NAIROBI (Reuters) - Jacob Mulee, coach of Kenya’s national team Harambee Stars and of club side Tusker, was a worried man two years ago when he was caught up in the factional politics that split Kenya’s soccer federation in two.
“We had two factions of the federation, two parallel leagues running, and I was caught between a stone and a hard place. As a coach of one of the top clubs in the country, I did not know (who) to back or which league to enter my team in,” Mulee told Reuters.
Mulee is happy now, with the quarrelling over and news that Kenya is to get its first artificial pitch and a big television sponsorship deal.
“These are signs of a bright future for the game. Our players will be marketed to the world,” said Mulee.
The Kenyan game’s troubles, with the government intervening to disband the Kenyan Football Federation (KFF) and set up a caretaker committee, led world governing body FIFA to suspend the east African nation from all international competitions.
Delegations were sent from FIFA to help sort out matters and the government backed down. The rebel league fizzled out, the suspension was lifted and, for the first time in four years, Kenyan clubs played in a single Premier League. The season ended last month with Mulee’s Tusker winning the title.
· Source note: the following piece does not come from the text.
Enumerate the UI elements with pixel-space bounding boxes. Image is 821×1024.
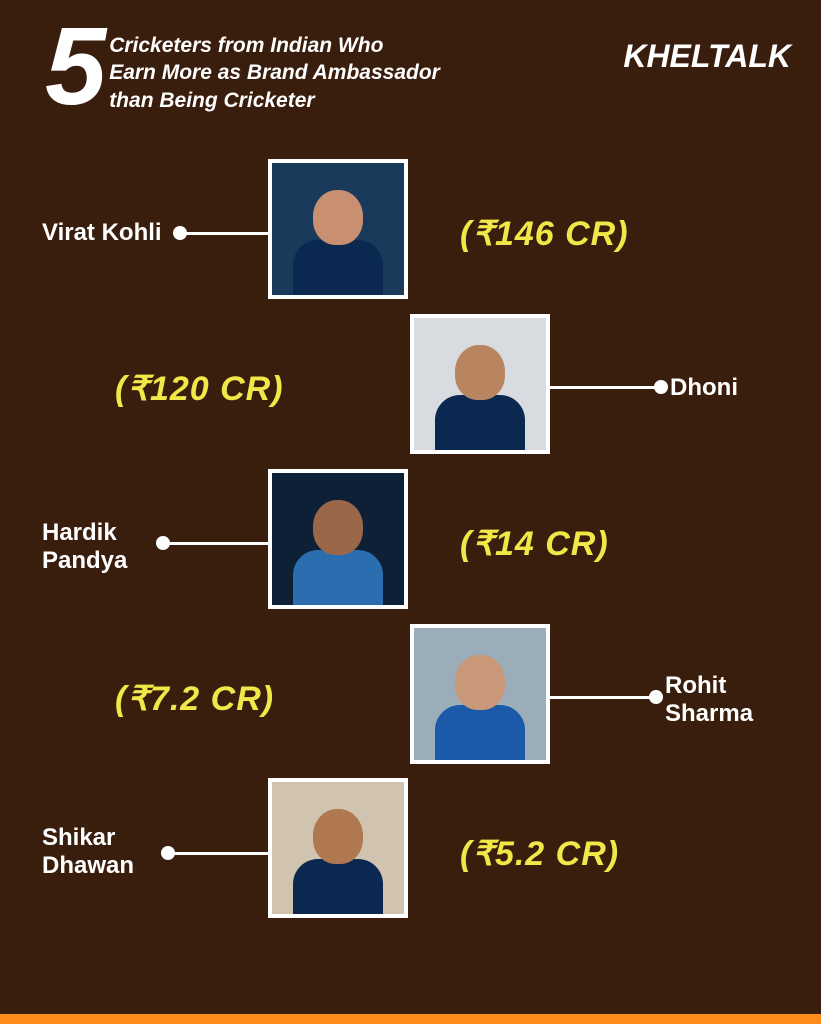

November also brought news that FIFA, as part of a $70-million pan-African project, would install Kenya’s first artificial pitch in a Nairobi stadium.
Hard on the heels of that announcement came news that a pay television channel with a global audience had entered into a four-year, $5.5-million sponsorship deal to showcase Kenyan soccer.
The agreement with South African-owned SuperSport International to sponsor the Premier League from next year was signed on November 24 and was hailed as a milestone by club officials.
Kenya Premier League (KPL) vice-chairman Gerald Chege said the specific amounts to be paid to clubs had not yet been agreed but would be known by the time the league started up again in February.
He said each Premier League club might receive between 2.5 million and three million Kenyan shillings ($40,390 to $48,470), a big bonus for clubs used to surviving on shoestring budgets.
The artificial pitch, being laid under a FIFA 2010 World Cup initiative, will cost 42 million Kenyan shillings and will be at the 15,000-seat Nairobi City Stadium, not far from the central business district.
The stadium, built by the colonial government in the early 1920s, was the first in the Kenyan capital before the 35,000-seater Nyayo National Stadium and the Chinese-built, 65,000-seater Moi International Sports Stadium were added in the 1980s.
Under the FIFA initiative, all but one of Africa’s 53 member countries will get artificial pitches, the exception being 2010 World Cup hosts South Africa.
FIFA’s development officer in charge of Africa, Ashford Mamelodi, said the project would ensure that every country on the continent got some benefit from the first World Cup to be staged there.
“Every country in Africa will win something, even those who will not be at the finals. This is why FIFA takes the project seriously,” Mamelodi told reporters.
KFF secretary Sammy Obingo said Kenya wanted to put its troubles behind it and look forward.
“Those wrangles drew us so much behind,” Obingo said. “We want to market Kenya as a destination for European teams who’ll be going to the 2010 World Cup.”